100 % réglementation + 100 % concertation = 100 % bidon ! Sentant la contestation prendre de l’ampleur, le groupe industriel s’est payé une page entière de promotion de sa campagne « sud Lorient » dans les deux quotidiens régionaux, arguant agir dans le cadre de la réglementation et en consultation avec tous les organismes publics. Il a même ouvert un site internet spécial. Entrer dans son jeu, c’est oublier le problème initial de la fuite en avant vers le tout béton, qu’entretient une telle multinationale, car tel est son bizness ! Pourtant, Lafarge avait pris ses précautions. Un Comité Local d'Information et de Suivi (CLIS) a été mis en place dès le début de la procédure. Celui-ci rassemble les élus des communes environnantes, les représentants des administrations concernées et de l'Ifremer (Institut français de recherche pour l'exploitation de la mer), les associations locales de protection du littoral, les comités locaux de pêche et les cimentiers. Heureusement, le bon sens populaire ne se laisse pas berner par ce comité « bidule ». La contestation rencontre un tel écho que les conseils municipaux, quelle que soit la tendance, si ce n’est condamnent, en tout cas s’inquiètent du projet et demandent des rapports d’expertise indépendants (hum !). Il ne faut pas oublier que nous sommes en période électorale... Sans doute serait-il malvenu pour les candidat-e-s d’être à la traîne sur un tel dossier ! Cela renforce notre conviction que ce n’est pas par la délégation aux spécialistes ou aux élus, ni par la prière que Lafarge & Cie reculeront ! Ce sont bien les mobilisations populaires qui sont les seules à même de changer l’ordre des choses, comme à Plogoff en 1980 ou déjà … à Erdeven, en 1975, contre un projet de centrales nucléaires dont le souvenir rejaillit aujourd’hui…

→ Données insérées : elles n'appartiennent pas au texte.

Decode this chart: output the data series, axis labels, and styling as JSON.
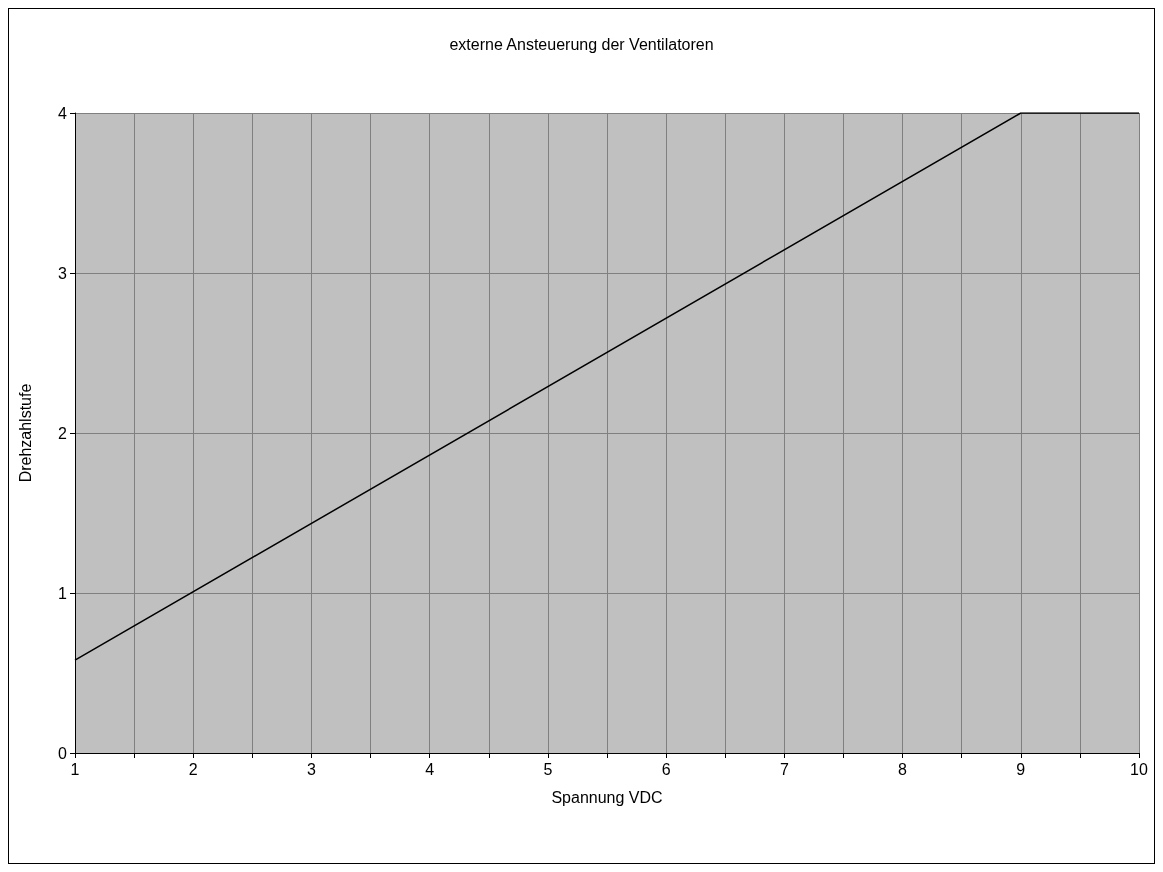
{
  "chart_data": {
    "type": "line",
    "title": "externe Ansteuerung der Ventilatoren",
    "xlabel": "Spannung VDC",
    "ylabel": "Drehzahlstufe",
    "x": [
      1,
      9,
      10
    ],
    "series": [
      {
        "color": "#000000",
        "values": [
          0.58,
          4,
          4
        ]
      }
    ],
    "xlim": [
      1,
      10
    ],
    "xticks": [
      1,
      {
        "value": 1.5,
        "label": null
      },
      2,
      {
        "value": 2.5,
        "label": null
      },
      3,
      {
        "value": 3.5,
        "label": null
      },
      4,
      {
        "value": 4.5,
        "label": null
      },
      5,
      {
        "value": 5.5,
        "label": null
      },
      6,
      {
        "value": 6.5,
        "label": null
      },
      7,
      {
        "value": 7.5,
        "label": null
      },
      8,
      {
        "value": 8.5,
        "label": null
      },
      9,
      {
        "value": 9.5,
        "label": null
      },
      10
    ],
    "ylim": [
      0,
      4
    ],
    "yticks": [
      0,
      1,
      2,
      3,
      4
    ],
    "grid": true,
    "marker": "none",
    "line_style": "solid"
  }
}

Comment se traduit cette agitation ? Des articles de presse quasi quotidiens en pages locales présentent les enjeux, relatent les débats des réunions publiques, lesquelles attirent des dizaines, parfois des centaines de participant-e-s, y compris dans de petites communes. Des affiches et des autocollants ont été tirés, qu’on peut voir chez de nombreux commerçants et aux abords des plages. Un forum sur internet a été mis en place. Même des associations de surfeurs s’impliquent. Des artistes locaux comme Gilles Servat ou Lucien Gourond et le marin Eugène Riguidel seront présents et le font savoir. Bref, c’est toute une population qui se met en marche… Il est évident que nos groupes libertaires relaient aussi à leur échelle ce mouvement. La puissance de la manifestation du dimanche 25 mars sur la plage de Kerhillio à Erdeven, à partir de 15h00, dira si l’on a mis des grains de sable ou un menhir dans les rouages de la machine Lafarge !

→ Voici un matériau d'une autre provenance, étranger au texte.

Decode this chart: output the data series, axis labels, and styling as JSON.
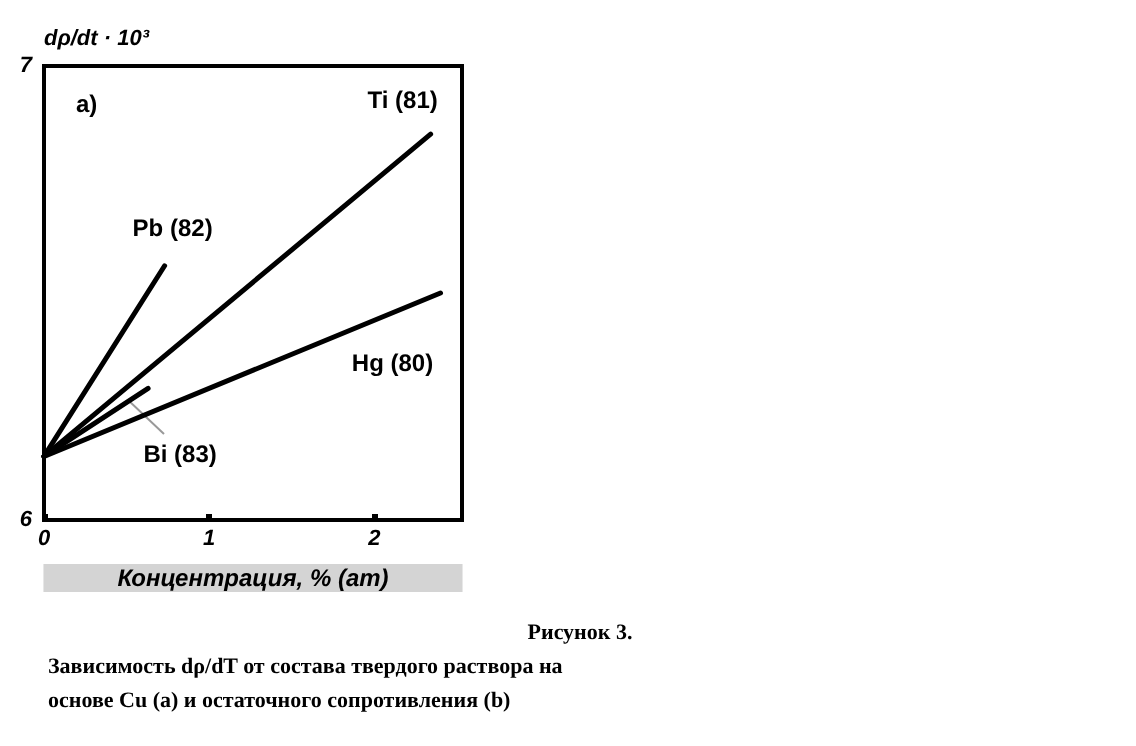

Ce combat local est aussi une opportunité pour les anarchistes qui permet de dénoncer le centre de tirs de Gâvres que se réservent les militaires, confisquant ainsi ce patrimoine maritime, pour s’entraîner à la guerre, éparpillant moult munitions de tous genres… Nous savons aussi que tant qu’existeront le capitalisme et sa logique de profit, même si l’on réussit à repousser Lafarge et ses acolytes, ses « cousins » risquent de débarquer à nouveau dans quelques années. Le principal, pour les libertaires, est que la population prenne ses affaires en main et décide pour ce qui la concerne.